The description of weakly bound systems in electronic structure calculations can be improved by placing a small number of basis functions in the region between atoms/molecules. The so-called midbond functions presented below have been optimised for use alongside correlation consistent basis sets.
Further details can be found in the Molecular Physics article.
Please select the midbond functions you'd like to download:
As mentioned above, midbond functions can greatly improve the description of weakly bound systems. They can also avoid numerical difficulties caused by the use of very diffuse atom-centred functions. Much of the work in this area stems from the contribution of Tao and Pan, who investigated the use of midbond functions for He2. The midbond functions of Tao and Pan, which were "briefly optimized for intersystem correlation interaction energy" are available to download above. But, Tao and Pan suggest that the interaction energy is not sensitive to the exponent values or their position, but we find that by fully optimising the exponents it is possible to use a considerably smaller set of midbond functions than those of Tao and Pan without loss of accuracy.
Midbond functions can usually be incorporated into a quantum chemical calculation by positioning a dummy atom exactly halfway between the interacting fragments. The dummy atom should have no nuclear charge or electrons but possesses basis functions (some packages term these ghost atoms, check the documentation).

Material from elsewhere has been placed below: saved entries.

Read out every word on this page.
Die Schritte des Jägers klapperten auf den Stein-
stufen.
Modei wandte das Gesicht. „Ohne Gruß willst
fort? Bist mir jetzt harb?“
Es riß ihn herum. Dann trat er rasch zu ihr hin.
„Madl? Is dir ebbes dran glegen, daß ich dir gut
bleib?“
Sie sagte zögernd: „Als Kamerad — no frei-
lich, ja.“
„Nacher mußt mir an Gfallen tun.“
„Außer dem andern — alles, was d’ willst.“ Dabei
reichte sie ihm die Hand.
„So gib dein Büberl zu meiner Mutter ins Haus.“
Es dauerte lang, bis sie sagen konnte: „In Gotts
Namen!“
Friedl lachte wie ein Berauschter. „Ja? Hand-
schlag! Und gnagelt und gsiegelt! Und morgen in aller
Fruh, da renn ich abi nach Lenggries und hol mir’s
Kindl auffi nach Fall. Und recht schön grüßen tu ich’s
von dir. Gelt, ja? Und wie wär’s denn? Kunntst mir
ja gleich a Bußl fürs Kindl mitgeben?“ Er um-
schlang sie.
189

The combination of midbond functions and explicitly correlated methods can be particularly effective for calculating interaction energies, yet requires the specification of three auxiliary basis sets (ABSs) for the midbond functions. We have developed universal ABSs for midbond functions that can be downloaded as JKFit, MP2Fit and OptRI above (matching the MOLPRO terminology for fitting of Fock and exchange matrices, two-electron electron repulsion integrals, and many electron integrals, respectively).